再次見到上官雲清的時候,有一種老友重逢的味道,這種感覺很奇怪,一個眼神,一個笑容,就把時間造成的那點生疏感抛到了腦後。
其實與他僅僅見過一面,不過就這一面,上官雲清就給我留下了深刻的印象,一個固執的堅守着内心底線的生意人,在如今的生意場上,這種人已經不多見了。
“你倒是過的跟閑雲野鶴似的,也不去DS看看,也不怕哪天我卷款跑了。”坐下之後我便笑着開起了玩笑。
上官雲清幫我點了壺茶,又要了一籠包子和一碗白粥,配上幾碟鹹菜。也不知道多久沒這麽悠然的吃早飯了,心中竟有些恍惚起來。

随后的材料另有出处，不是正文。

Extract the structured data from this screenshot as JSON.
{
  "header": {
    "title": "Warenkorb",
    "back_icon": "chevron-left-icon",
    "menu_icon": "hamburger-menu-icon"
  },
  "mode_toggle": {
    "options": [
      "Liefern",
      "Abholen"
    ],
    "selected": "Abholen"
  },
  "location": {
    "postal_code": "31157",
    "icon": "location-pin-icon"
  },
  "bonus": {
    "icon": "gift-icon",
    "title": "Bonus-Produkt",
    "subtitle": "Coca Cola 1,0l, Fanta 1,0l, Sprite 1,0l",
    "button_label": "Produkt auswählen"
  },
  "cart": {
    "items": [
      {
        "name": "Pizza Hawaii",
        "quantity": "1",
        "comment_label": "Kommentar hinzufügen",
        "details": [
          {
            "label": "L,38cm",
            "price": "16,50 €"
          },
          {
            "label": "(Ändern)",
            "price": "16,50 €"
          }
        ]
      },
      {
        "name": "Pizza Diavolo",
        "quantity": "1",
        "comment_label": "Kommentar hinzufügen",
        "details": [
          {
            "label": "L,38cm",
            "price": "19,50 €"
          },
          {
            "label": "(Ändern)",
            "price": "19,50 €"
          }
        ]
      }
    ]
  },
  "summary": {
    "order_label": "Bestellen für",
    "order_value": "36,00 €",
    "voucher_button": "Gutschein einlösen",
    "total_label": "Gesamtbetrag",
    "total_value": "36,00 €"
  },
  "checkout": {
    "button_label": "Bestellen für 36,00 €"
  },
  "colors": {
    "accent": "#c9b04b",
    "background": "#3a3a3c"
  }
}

“以前總爲了錢而忙碌,如今難得過上清閑日子,這種感覺就是給我再多的錢,我也不會放棄的,來,嘗嘗,這是今秋的鐵觀音。”上官雲清神色淡然的把一杯茶推到我前面,茶碗中飄着十來片翠綠的葉片,與雕花的白瓷碗配在一起,看上去就讓人舌下生津。
“茶不是春天采摘嘛?”我端起碗泯了一口,一股淡淡的清香瞬間占據了味蕾,濃酽的氣息順着喉嚨而下,許久後唇齒間依舊留香。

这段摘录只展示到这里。